During the months at the state mental hospital I endured days locked in a room alone with only my own thoughts, misuse by those charged with my care, forced injections of some sort of medications and threats of Electro shock therapy. I lived in hell and survived barely. Afterwards I learned to hide who I was inside and learned to appear as macho as I could possibly appear.
I eventually married and fathered two children, all as part of the persona of protection I had built around me. My children grew up with a dad who was always sad and depressed. Who though he did love them could never ever fully connect with them. I was in and out of mental wards for a long time. In the mid 80′s I attempted suicide a full bottle of an anti-dpressant (Trazodone) 500 mg tabs. I spent a few weeks in ICU afterwards was tranfered to a mental hospital and was there several months and suffered several severe grand mal siezures. A temporary after effect from the suicide attempt.
A year and a half ago I finally found the courage to announce to my children and my family my intention to transition. This was the last time and communication with any of them occurred. Though this greatly saddened me I continued along and have been living successfully as a female ever since.
That is of course till recently. The memories of the past have come back with a vengence. The pain and confusion, the hurt and terror of those times have become as fresh as they were then. I am trapped here, with no one who cares. My life has been one long nightmare. It’s time to stop it now. I have 24 vicodin 5/500mg and 20 ambien 10mg along with a 90 day supply of metformin 500mg.
I just want someone to know the pain I intend to leave behind.
Downward Spiral
by: Priscilla Millano 01/06/2012
On a downward spiral my life has been;
With this pain and despair I’m trapped here within.
To not be the one you are deep inside
And, to know from all others you must always hide.
This daily game of hide and seek
Soon one’s hope of tomorrow becomes so, so bleak.

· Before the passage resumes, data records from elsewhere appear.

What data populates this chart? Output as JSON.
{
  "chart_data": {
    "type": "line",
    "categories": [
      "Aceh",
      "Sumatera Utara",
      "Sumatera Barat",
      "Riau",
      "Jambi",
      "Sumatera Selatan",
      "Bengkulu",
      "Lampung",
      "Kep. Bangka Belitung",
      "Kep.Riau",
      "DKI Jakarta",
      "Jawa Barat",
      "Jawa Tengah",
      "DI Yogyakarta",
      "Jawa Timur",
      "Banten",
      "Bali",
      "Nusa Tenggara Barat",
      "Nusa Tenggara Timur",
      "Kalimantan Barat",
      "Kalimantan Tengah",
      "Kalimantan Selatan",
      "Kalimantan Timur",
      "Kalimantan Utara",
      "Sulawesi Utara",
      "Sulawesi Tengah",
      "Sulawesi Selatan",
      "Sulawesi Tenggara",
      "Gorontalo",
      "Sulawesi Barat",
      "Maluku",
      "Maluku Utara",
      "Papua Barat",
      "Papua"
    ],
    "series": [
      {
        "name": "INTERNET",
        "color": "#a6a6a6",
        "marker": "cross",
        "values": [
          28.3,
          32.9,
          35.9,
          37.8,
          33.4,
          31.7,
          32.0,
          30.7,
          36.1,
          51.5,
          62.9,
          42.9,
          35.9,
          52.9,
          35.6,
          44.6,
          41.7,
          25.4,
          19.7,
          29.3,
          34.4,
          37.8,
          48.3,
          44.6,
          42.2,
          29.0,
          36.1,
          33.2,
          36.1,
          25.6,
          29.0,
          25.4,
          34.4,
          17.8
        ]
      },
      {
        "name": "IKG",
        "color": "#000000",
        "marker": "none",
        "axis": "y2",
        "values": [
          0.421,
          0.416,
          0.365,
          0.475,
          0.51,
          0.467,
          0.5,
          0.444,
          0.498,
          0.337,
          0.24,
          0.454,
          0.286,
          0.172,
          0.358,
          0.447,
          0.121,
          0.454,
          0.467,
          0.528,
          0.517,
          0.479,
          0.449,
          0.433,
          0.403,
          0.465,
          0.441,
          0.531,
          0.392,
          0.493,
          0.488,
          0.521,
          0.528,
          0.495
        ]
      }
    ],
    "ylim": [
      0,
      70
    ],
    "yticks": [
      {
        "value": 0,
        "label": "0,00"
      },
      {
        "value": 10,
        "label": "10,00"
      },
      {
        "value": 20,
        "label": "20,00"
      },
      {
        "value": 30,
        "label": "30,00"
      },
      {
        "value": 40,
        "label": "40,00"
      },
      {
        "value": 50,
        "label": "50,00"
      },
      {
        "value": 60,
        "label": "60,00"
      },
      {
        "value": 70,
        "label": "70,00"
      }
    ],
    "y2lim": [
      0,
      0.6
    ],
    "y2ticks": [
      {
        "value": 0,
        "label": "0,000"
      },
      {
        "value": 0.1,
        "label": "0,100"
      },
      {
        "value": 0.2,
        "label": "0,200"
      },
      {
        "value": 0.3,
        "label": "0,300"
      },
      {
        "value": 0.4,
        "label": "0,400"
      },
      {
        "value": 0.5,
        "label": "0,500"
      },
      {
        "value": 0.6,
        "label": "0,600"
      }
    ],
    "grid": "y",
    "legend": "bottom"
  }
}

I’ve fought so hard to gain control of my life,
Yet, I’m left trapped here with this pain and misery and even strife.
All those around me say, “Its forward, forward you must go!”
But, in this direction I just can’t go.
I’m tired of acting, and no longer want to pretend,
I want this pain and misery just to come to an end.
Yet if I go by the plan I’ve contrived,
What will happen to the one who hides here inside?
See she’s never experienced the true joy of life
It’s her existence that’s caused everyone’s strife
They hate her, despise her and wish she was gone.
And wish she would see not another dawn.
I am her and she is me
Why, oh why can they not see?
I am invisible the one without form
Yes of my existence there just is no norm!
So many things that I have done,
to get the attention of even one.
But they do not see me that I am here
And never acknowledge my behavior severe.
I’ve run out of options, to find my life
And now I’m trapped here in pain, misery and strife.
So what happens next I do not know
But, from this place, I must surely go.